On paper, Pete Donnelly and Juston Stens share plenty of parallels. They both call Philadelphia home. They both cut their teeth in quirky, uncompromising independent rock bands (Donnelly in The Figgs and NRBQ; Stens in Dr. Dog). They both went solo in 2011, switching instruments and embracing their inner songwriters in the process. They both love home recording, and both have two albums of delightful, retro-tinged rock under their belts.
So why did it take so long for Donnelly and Stens to tour together? Good question. As the two attested in separate interviews for Folio Weekly, edited together here for clarity, sometimes life works in challenging and mysterious ways.
Folio Weekly: How long and in what capacity have you guys known each other?
Pete Donnelly: I've known of Juston here in Philly for a long time because of his history as Dr. Dog's drummer. As a fellow rhythm guy who's also a songwriter, I could relate to him starting his own band, whose soulful, early rock sound and great energy I love. I don't like it when music lacks fun. Songs can be dark, heavy and twisted, but performing music should be joyful.
Juston Stens: I've only known Pete in person for a month, but we have lots of similarities. We've both played with different groups for a long time, but that clearly isn't the end of our musical lives. Sometimes you just love it so much that you can't stop, and I definitely see that in him. We're destined to do this. Our sound is pretty complementary, as well. My band might be messier or louder or have more vocal harmonies than his, but through and through, it's all rock 'n' roll. We're a pretty good match.

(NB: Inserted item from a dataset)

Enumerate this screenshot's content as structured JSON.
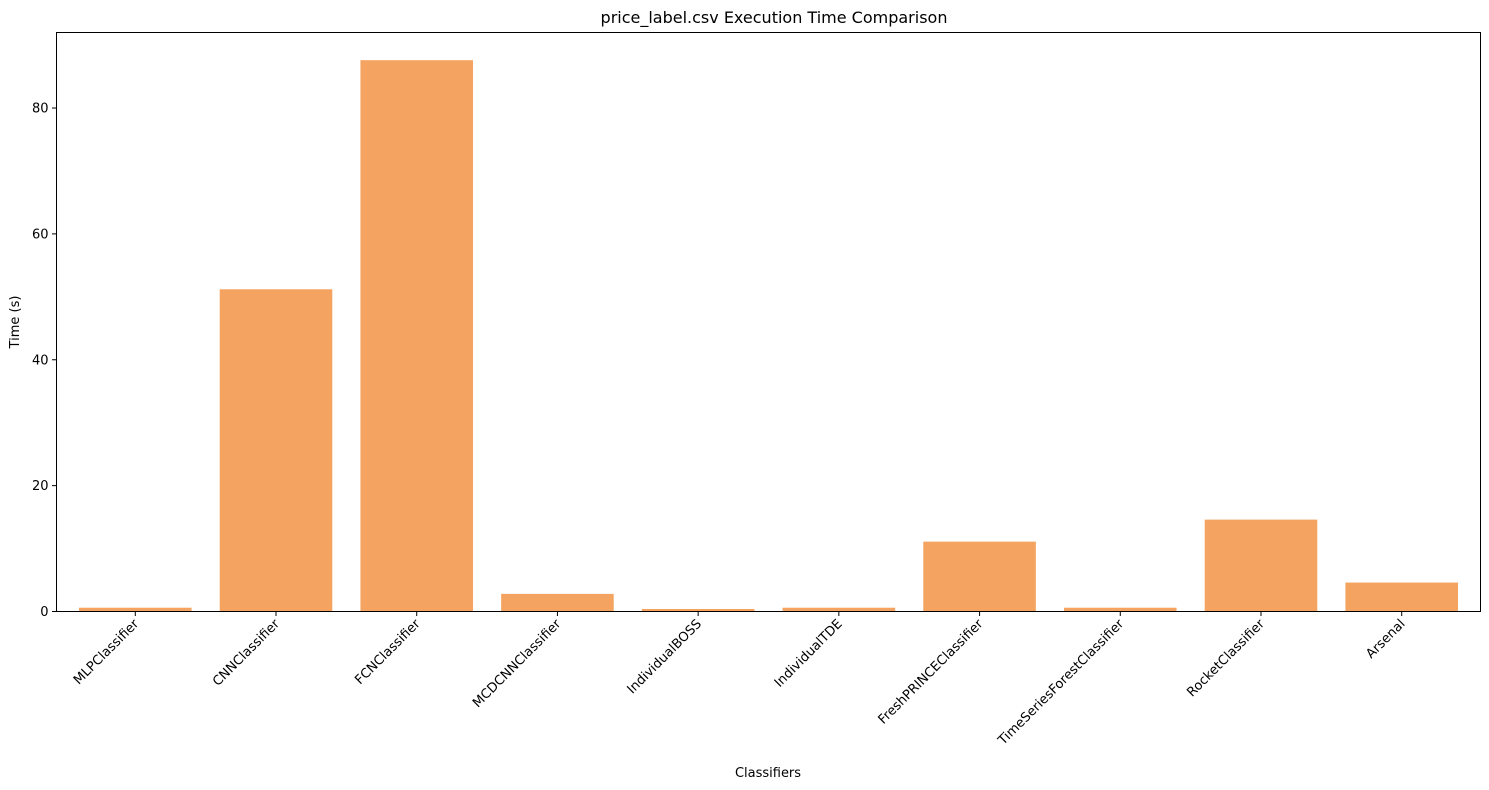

F.W.: Talk about each of your respective experiences playing with a band before branching out as a solo artist.
P.D.: It's great for me because I don't have to commit to anyone's agenda. Playing by yourself is a solitary mission, and I like being able to take advantage of that. I'm trying to explore something new, which I really went for on my new record ["Face the Bird"].
J.S.: Musically, if you can play two instruments, that's going to give you an edge. Pete's a hell of a guitar player, but a lot of his rhythm and feel comes from other things he's played. Some people love being in the background of band, but for me, this is the first project that feels honest, close to home and personal.
F.W.: Both of you have recorded your most recent albums in unconventional ways. Juston, tell us about "Share the Road," which comes out next spring, right?
J.S.: Yes. It was tracked in the fall of 2011, when I rode my motorcycle across the country, stopping in 15 different cities to write, record and connect with different friends who are great musicians. It's much more collaborative than [my debut solo album] "Trash or Treasure," which was just me trying to figure out what to do with myself after six years in Dr. Dog.
F.W.: Pete, didn't Hurricane Sandy throw a wrench in your plans with "Face the Bird"?
P.D.: Absolutely. I set up a studio off-season at the Jersey Shore so I could camp out and record without interruption. I'm a family guy, so my life usually has routine to it, making it hard to fully immerse myself in the music. But here I was trying to be irresponsible, and I kept having challenges that forced me to be responsible again. Then, when I was out of town, the hurricane hit — lucky for me, the guy who owned the building that I was recording in put everything on a couple of tables. So even though water flooded the first floor, all of my stuff survived unscathed. I was so lucky. It made me realize that the challenges we face in life are pretty superficial compared to losing your house or a loved one.
F.W.: Neither of you has a lot of recent experience touring in Florida. Are you excited to get back to the Sunshine State?
J.S.: I haven’t been in about three years. For a lot of the guys in my band, it’s their first time ever, so I’m excited about them enjoying some nice Southern weather and good company.
P.D.: I haven’t been in a while, either. Honestly, it’s probably been at least 15 years since I’ve played in Jacksonville.
F.W.: Pete, you frequently back up Graham Parker, who appeared in the movie "This Is 40" and also has a cult hit, "I'll Never Play Jacksonville Again." That hasn't rubbed off on you, has it?
P.D.: [Laughs.] I didn't know whether to bring that song up. I've certainly played it — I even think I recorded it with Graham. Maybe after this show we can work on getting him back down there.